Je prends un pied énorme à les découvrir ainsi, les lécher, les sucer, pendant qu’ils me baisent… C’est un concert de gémissements…
Puis ils arrivent au bout, je les sens durcir, prêts à exploser en macho…
Je me prépare, et ils éjaculent ensemble, se vident dans mes méats…
Elles se précipitent pour les sucer…
C’est divin de s’embrasser toutes les 3, en s’échangeant leurs spermes…
Je coule de tous bords, je suis éreintée, en nage… Mon rimmel coule aussi, je dois être laide !
Je glisse dans l’eau, c’est merveilleux…
Je caresse ma vulve, comme pour la remercier de me procurer tant de plaisir…
Faire l’amour sans complexe, nue, en pleine nature, avec des complices, des partenaires extraordinaires, qui m’ont faite jouir comme rarement…
Le soir tombe, je m’endors sur les épais coussins, réchauffée par des corps alanguis contre moi…
A. Hélène
Je me réveille dans le lit de Tania…
Elle est là, elle m’a portée ?
Elle est douce, elle me sourit en ouvrant les yeux…
- Tu es bien de la famille, tu aimes le sexe et ses plaisirs…
- Vous m’avez gâtée… Je n’avais jamais eu un accueil si intense…
- Tu nous as donné du bonheur, de te livrer tout entière, sans complexe, corps et âme.
- J’aime votre partage, la façon dont vous voyez la vie au quotidien… Un principe simple, l’art d’aimer… On vous sent en symbiose, ne voulant que faire plaisir à vos partenaires… Ça, je n’avais jamais connu…
- Nous sommes 6 normalement, mon ami Jules sera là samedi… C’était le palefrenier, il soignait et entrainait les chevaux… Il aime les animaux, il est tendre et doux, Hélène nous a surpris un jour, dans l’écurie, il y a quelques temps déjà, vers mes débuts ici… Cela l’avait marquée… Elle n’avait rien dit à l’époque… Puis quand il est venu chercher son solde de tout compte, après les péripéties de la succession, il y a quelques semaines, elle a craqué à son tour… Par jalousie, par manque de sexe, se rappelant les images de l’écurie…

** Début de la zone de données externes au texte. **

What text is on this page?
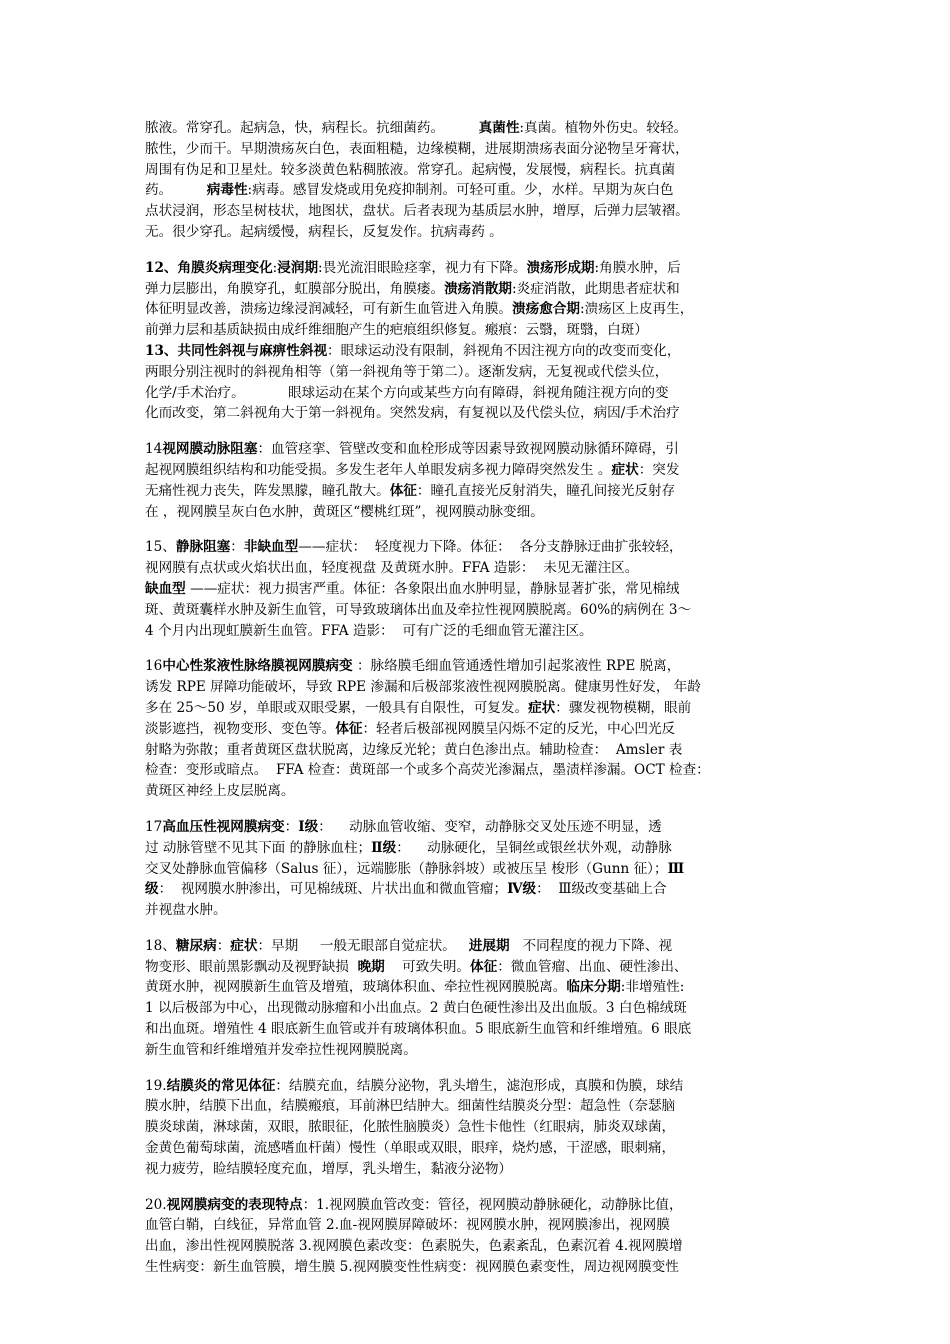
脓液。常穿孔。起病急，快，病程长。抗细菌药。        真菌性:真菌。植物外伤史。较轻。
脓性，少而干。早期溃疡灰白色，表面粗糙，边缘模糊，进展期溃疡表面分泌物呈牙膏状，
周围有伪足和卫星灶。较多淡黄色粘稠脓液。常穿孔。起病慢，发展慢，病程长。抗真菌
药。        病毒性:病毒。感冒发烧或用免疫抑制剂。可轻可重。少，水样。早期为灰白色
点状浸润，形态呈树枝状，地图状，盘状。后者表现为基质层水肿，增厚，后弹力层皱褶。
无。很少穿孔。起病缓慢，病程长，反复发作。抗病毒药 。
12、角膜炎病理变化:浸润期:畏光流泪眼睑痉挛，视力有下降。溃疡形成期:角膜水肿，后
弹力层膨出，角膜穿孔，虹膜部分脱出，角膜瘘。溃疡消散期:炎症消散，此期患者症状和
体征明显改善，溃疡边缘浸润减轻，可有新生血管进入角膜。溃疡愈合期:溃疡区上皮再生，
前弹力层和基质缺损由成纤维细胞产生的疤痕组织修复。瘢痕：云翳，斑翳，白斑）
13、共同性斜视与麻痹性斜视：眼球运动没有限制，斜视角不因注视方向的改变而变化，
两眼分别注视时的斜视角相等（第一斜视角等于第二）。逐渐发病，无复视或代偿头位，
化学/手术治疗。          眼球运动在某个方向或某些方向有障碍，斜视角随注视方向的变
化而改变，第二斜视角大于第一斜视角。突然发病，有复视以及代偿头位，病因/手术治疗
14视网膜动脉阻塞：血管痉挛、管壁改变和血栓形成等因素导致视网膜动脉循环障碍，引
起视网膜组织结构和功能受损。多发生老年人单眼发病多视力障碍突然发生 。症状：突发
无痛性视力丧失，阵发黑朦，瞳孔散大。体征：瞳孔直接光反射消失，瞳孔间接光反射存
在 ，视网膜呈灰白色水肿，黄斑区“樱桃红斑”，视网膜动脉变细。
15、静脉阻塞：非缺血型——症状：  轻度视力下降。体征：  各分支静脉迂曲扩张较轻，
视网膜有点状或火焰状出血，轻度视盘 及黄斑水肿。FFA 造影：  未见无灌注区。
缺血型 ——症状：视力损害严重。体征：各象限出血水肿明显，静脉显著扩张，常见棉绒
斑、黄斑囊样水肿及新生血管，可导致玻璃体出血及牵拉性视网膜脱离。60%的病例在 3～
4 个月内出现虹膜新生血管。FFA 造影：  可有广泛的毛细血管无灌注区。
16中心性浆液性脉络膜视网膜病变 ：脉络膜毛细血管通透性增加引起浆液性 RPE 脱离，
诱发 RPE 屏障功能破坏，导致 RPE 渗漏和后极部浆液性视网膜脱离。健康男性好发， 年龄
多在 25～50 岁，单眼或双眼受累，一般具有自限性，可复发。症状：骤发视物模糊，眼前
淡影遮挡，视物变形、变色等。体征：轻者后极部视网膜呈闪烁不定的反光，中心凹光反
射略为弥散；重者黄斑区盘状脱离，边缘反光轮；黄白色渗出点。辅助检查：  Amsler 表
检查：变形或暗点。  FFA 检查：黄斑部一个或多个高荧光渗漏点，墨渍样渗漏。OCT 检查：
黄斑区神经上皮层脱离。
17高血压性视网膜病变：Ⅰ级：    动脉血管收缩、变窄，动静脉交叉处压迹不明显，透
过 动脉管壁不见其下面 的静脉血柱；Ⅱ级：    动脉硬化，呈铜丝或银丝状外观，动静脉
交叉处静脉血管偏移（Salus 征），远端膨胀（静脉斜坡）或被压呈 梭形（Gunn 征）；Ⅲ
级：  视网膜水肿渗出，可见棉绒斑、片状出血和微血管瘤；Ⅳ级：  Ⅲ级改变基础上合
并视盘水肿。
18、糖尿病：症状：早期     一般无眼部自觉症状。   进展期   不同程度的视力下降、视
物变形、眼前黑影飘动及视野缺损  晚期    可致失明。体征：微血管瘤、出血、硬性渗出、
黄斑水肿，视网膜新生血管及增殖，玻璃体积血、牵拉性视网膜脱离。临床分期:非增殖性:
1 以后极部为中心，出现微动脉瘤和小出血点。2 黄白色硬性渗出及出血版。3 白色棉绒斑
和出血斑。增殖性 4 眼底新生血管或并有玻璃体积血。5 眼底新生血管和纤维增殖。6 眼底
新生血管和纤维增殖并发牵拉性视网膜脱离。
19.结膜炎的常见体征：结膜充血，结膜分泌物，乳头增生，滤泡形成，真膜和伪膜，球结
膜水肿，结膜下出血，结膜瘢痕，耳前淋巴结肿大。细菌性结膜炎分型：超急性（奈瑟脑
膜炎球菌，淋球菌，双眼，脓眼征，化脓性脑膜炎）急性卡他性（红眼病，肺炎双球菌，
金黄色葡萄球菌，流感嗜血杆菌）慢性（单眼或双眼，眼痒，烧灼感，干涩感，眼刺痛，
视力疲劳，睑结膜轻度充血，增厚，乳头增生，黏液分泌物）
20.视网膜病变的表现特点：1.视网膜血管改变：管径，视网膜动静脉硬化，动静脉比值，
血管白鞘，白线征，异常血管 2.血-视网膜屏障破坏：视网膜水肿，视网膜渗出，视网膜
出血，渗出性视网膜脱落 3.视网膜色素改变：色素脱失，色素紊乱，色素沉着 4.视网膜增
生性病变：新生血管膜，增生膜 5.视网膜变性性病变：视网膜色素变性，周边视网膜变性
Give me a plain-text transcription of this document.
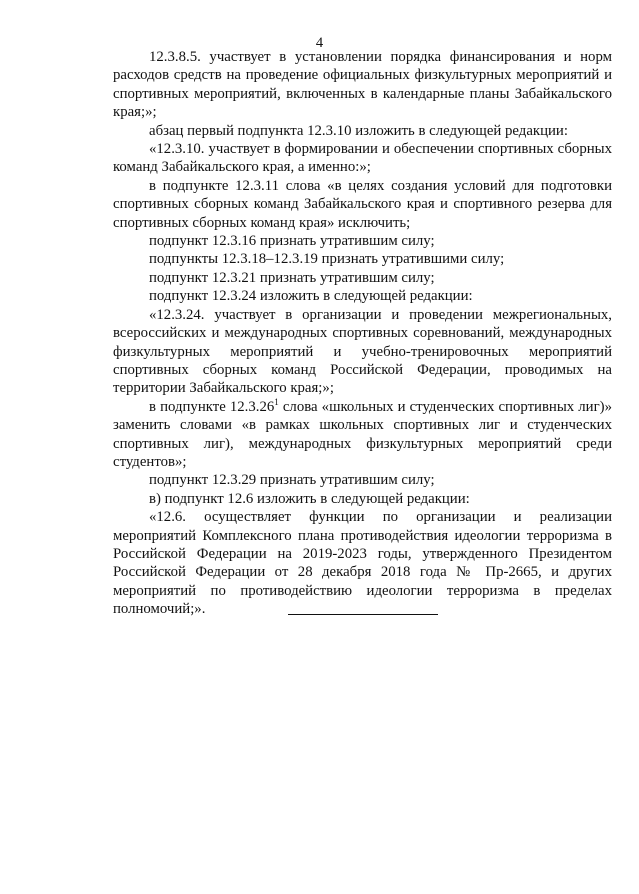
4

12.3.8.5. участвует в установлении порядка финансирования и норм расходов средств на проведение официальных физкультурных мероприятий и спортивных мероприятий, включенных в календарные планы Забайкальского края;»;

абзац первый подпункта 12.3.10 изложить в следующей редакции:

«12.3.10. участвует в формировании и обеспечении спортивных сборных команд Забайкальского края, а именно:»;

в подпункте 12.3.11 слова «в целях создания условий для подготовки спортивных сборных команд Забайкальского края и спортивного резерва для спортивных сборных команд края» исключить;

подпункт 12.3.16 признать утратившим силу;

подпункты 12.3.18–12.3.19 признать утратившими силу;

подпункт 12.3.21 признать утратившим силу;

подпункт 12.3.24 изложить в следующей редакции:

«12.3.24. участвует в организации и проведении межрегиональных, всероссийских и международных спортивных соревнований, международных физкультурных мероприятий и учебно-тренировочных мероприятий спортивных сборных команд Российской Федерации, проводимых на территории Забайкальского края;»;

в подпункте 12.3.26$^1$ слова «школьных и студенческих спортивных лиг)» заменить словами «в рамках школьных спортивных лиг и студенческих спортивных лиг), международных физкультурных мероприятий среди студентов»;

подпункт 12.3.29 признать утратившим силу;

в) подпункт 12.6 изложить в следующей редакции:

«12.6. осуществляет функции по организации и реализации мероприятий Комплексного плана противодействия идеологии терроризма в Российской Федерации на 2019-2023 годы, утвержденного Президентом Российской Федерации от 28 декабря 2018 года № Пр-2665, и других мероприятий по противодействию идеологии терроризма в пределах полномочий;».
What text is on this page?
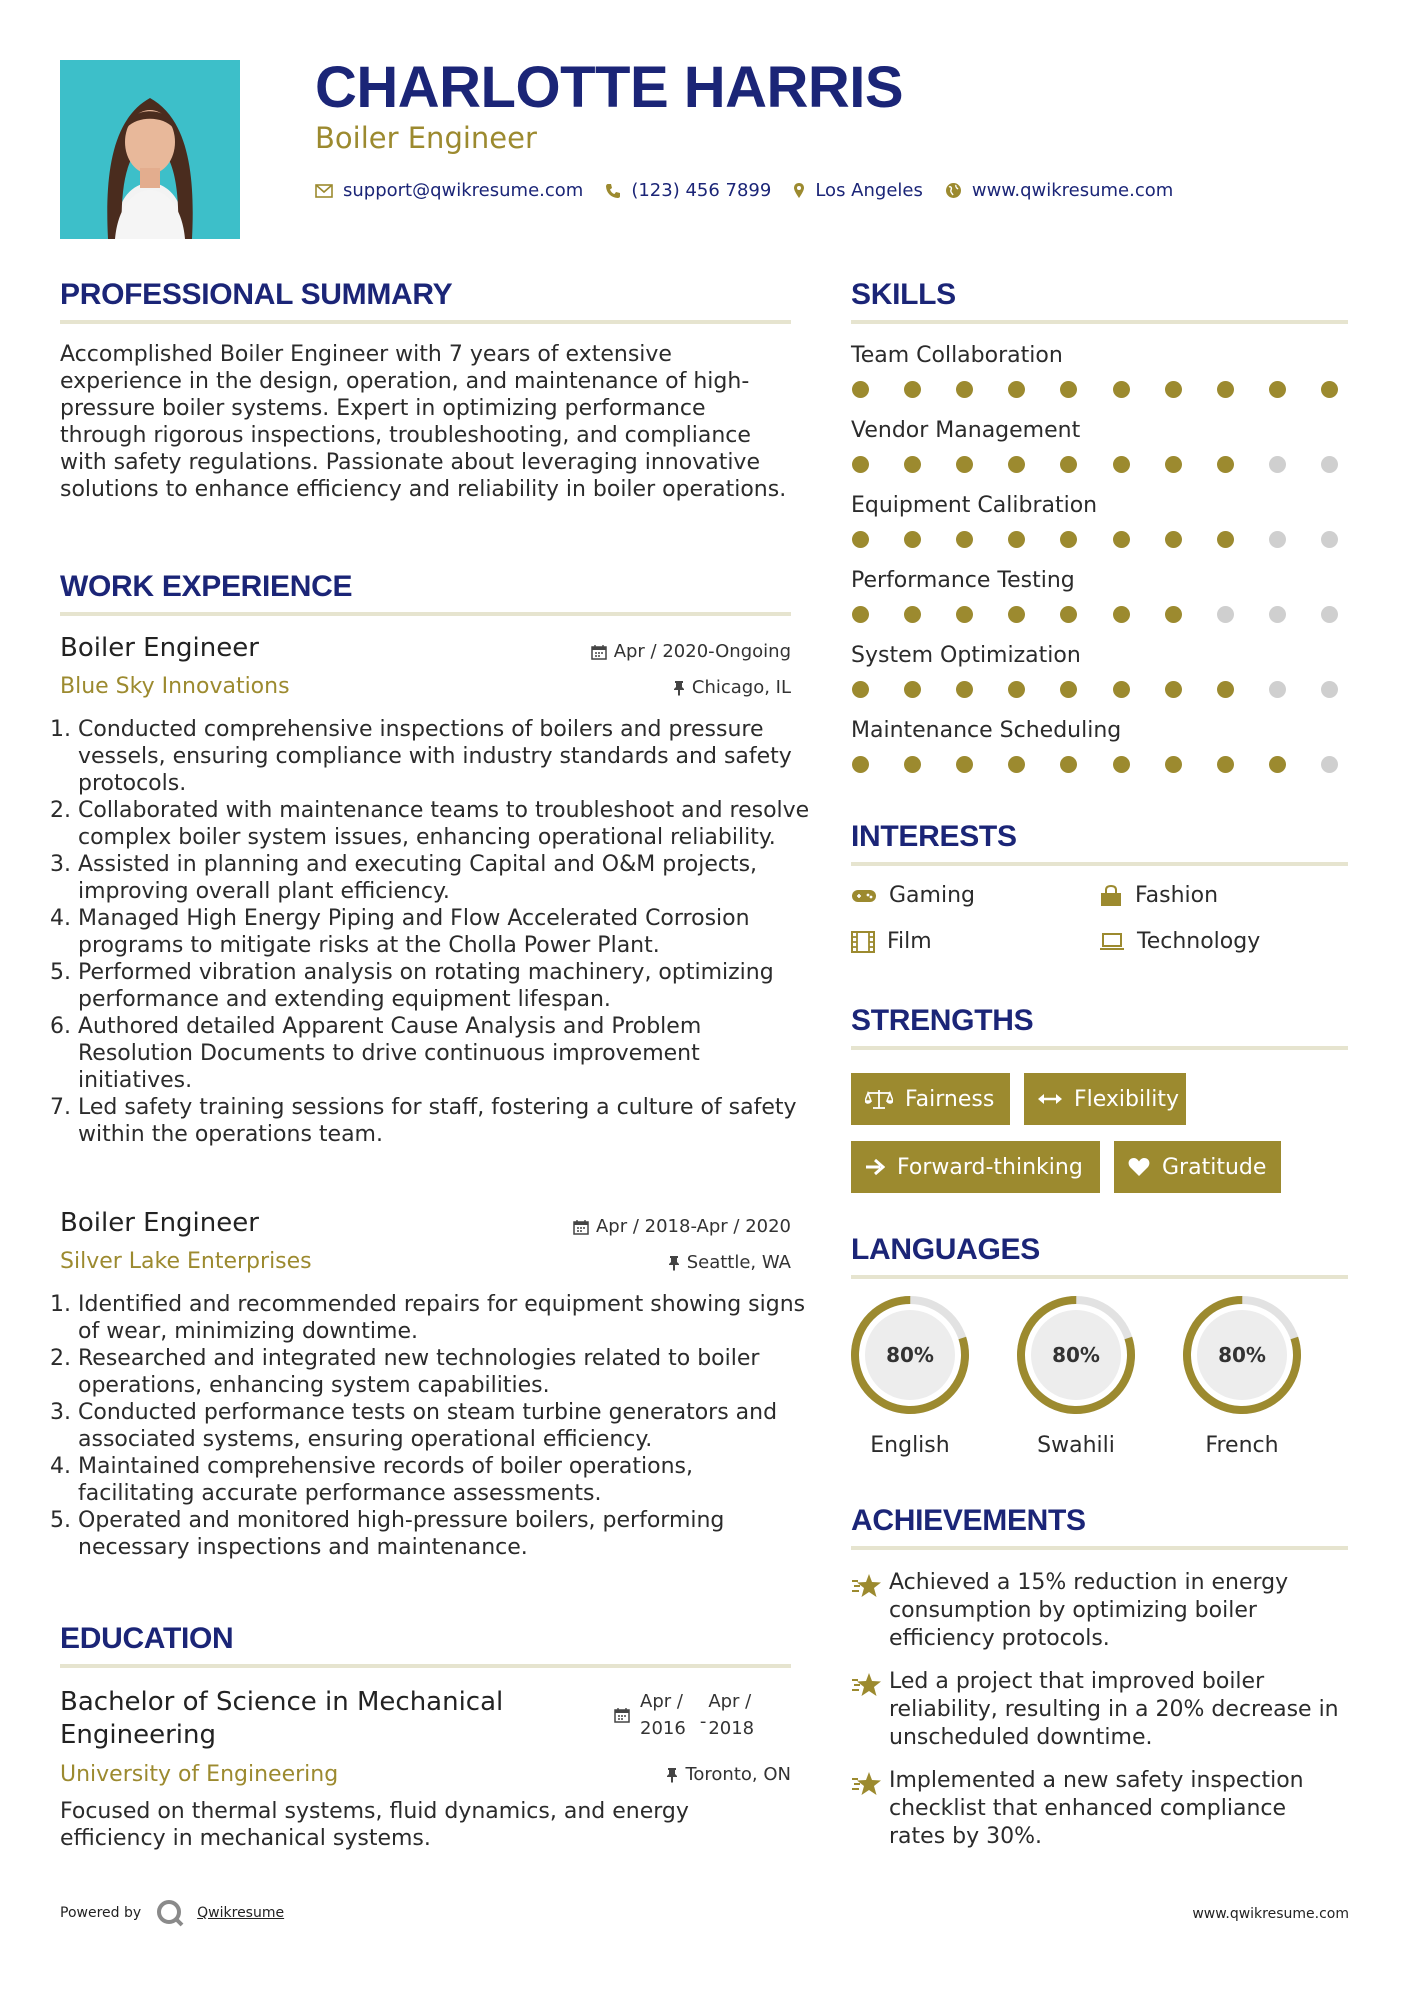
CHARLOTTE HARRIS
Boiler Engineer
support@qwikresume.com	(123) 456 7899 Los Angeles	www.qwikresume.com
PROFESSIONAL SUMMARY

Accomplished Boiler Engineer with 7 years of extensive experience in the design, operation, and maintenance of high-pressure boiler systems. Expert in optimizing performance through rigorous inspections, troubleshooting, and compliance with safety regulations. Passionate about leveraging innovative solutions to enhance efficiency and reliability in boiler operations.

WORK EXPERIENCE
Boiler Engineer	Apr / 2020-Ongoing
Blue Sky Innovations	Chicago, IL
1. Conducted comprehensive inspections of boilers and pressure vessels, ensuring compliance with industry standards and safety protocols.
2. Collaborated with maintenance teams to troubleshoot and resolve complex boiler system issues, enhancing operational reliability.
3. Assisted in planning and executing Capital and O&M projects, improving overall plant efficiency.
4. Managed High Energy Piping and Flow Accelerated Corrosion programs to mitigate risks at the Cholla Power Plant.
5. Performed vibration analysis on rotating machinery, optimizing performance and extending equipment lifespan.
6. Authored detailed Apparent Cause Analysis and Problem Resolution Documents to drive continuous improvement initiatives.
7. Led safety training sessions for staff, fostering a culture of safety within the operations team.
Boiler Engineer	Apr / 2018-Apr / 2020
Silver Lake Enterprises	Seattle, WA
1. Identified and recommended repairs for equipment showing signs of wear, minimizing downtime.
2. Researched and integrated new technologies related to boiler operations, enhancing system capabilities.
3. Conducted performance tests on steam turbine generators and associated systems, ensuring operational efficiency.
4. Maintained comprehensive records of boiler operations, facilitating accurate performance assessments.
5. Operated and monitored high-pressure boilers, performing necessary inspections and maintenance.
EDUCATION
Bachelor of Science in Mechanical
Engineering
Apr /
2016 -
Apr /
2018
University of Engineering	Toronto, ON

Focused on thermal systems, fluid dynamics, and energy efficiency in mechanical systems.

SKILLS
Team Collaboration
Vendor Management
Equipment Calibration
Performance Testing
System Optimization
Maintenance Scheduling
INTERESTS
Gaming	Fashion
Film	Technology
STRENGTHS
Fairness	Flexibility
Forward-thinking	Gratitude
LANGUAGES
80%
English
80%
Swahili
80%
French
ACHIEVEMENTS
Achieved a 15% reduction in energy consumption by optimizing boiler efficiency protocols.
Led a project that improved boiler reliability, resulting in a 20% decrease in unscheduled downtime.
Implemented a new safety inspection checklist that enhanced compliance rates by 30%.
Powered by	Qwikresume	www.qwikresume.com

- Tu me donnes l’eau sur les lèvres…
- On dit : « à la bouche »… Oui… Elle a trompé Christian, mais c’est admis dans notre deal, on est libres… Elle m’a tout raconté, et on est devenues amies et amantes… Je n’étais pas lesbienne, elle m’a convaincue… J’ai adoré… Je passais mes pulsions sur Internet et avec des jouets, maintenant on le fait en vrai, quand on sent le besoin d’autre chose, que la bite d’un homme… C’est bien plus intense, intimement parlant… Quand on s’échange des caresses, qu’on frotte nos sexes en gémissant, jusqu’à l’orgasme, mon cœur s’emballe… J’aime sa façon de se donner à une femme, recherchant le plaisir du partage, de la complicité, de la tendresse, nous caressant toute une nuit…
- Et Christine ?
- Oh, c’est l’amie de Christian… Ils ont flirté un soir, dans la nouvelle pièce… Elle est venue me chercher, on a passé le week-end en trio… Le deal est né ce soir-là, tant nous étions heureux et comblés… Hélène, qui était en voyage, l’a su, elle nous a rejoints peu de temps après…
- Ça me donne des frissons… 3 femmes pour un homme…
- Il était un peu sonné… Et il a mis du temps pour récupérer… On était folles… Alors j’ai pensé à Jules… Je l’avais revu moi aussi…
En ce samedi matin, que du bon à venir…
Je vais enfin connaitre Hélène de Saint Prix, cousine ou tante ?
Nous verrons…
J’ai passé une nuit magique… Après la soirée, Christian m’a portée, Tania m’a couchée…
On a flirté tendrement, c’était divin…
Le café embaumait la Chaumière, Christian et Christine discutaient dehors, tasse en main…
Tania m’accompagna et on les rejoignit…
- Alors Katrin, comment vas-tu ce matin ? Les effets de ton voyage se sont dissipés ? Et les troubles de ton arrivée aussi ?
- Oh !... Oui… Grâce à vous tous… Je me suis sentie chez moi, adoptée, choyée, et je me suis acclimatée à votre deal… Vous êtes tous si naturels, si sincères, que j’en éprouve des regrets de ne pas vous avoir connus plus tôt… J’aurais évité bien des malheurs… Je vais faire la connaissance de ma parente, et on verra ce qu’elle en pense… Tania m’a proposé de rester, de chercher du travail…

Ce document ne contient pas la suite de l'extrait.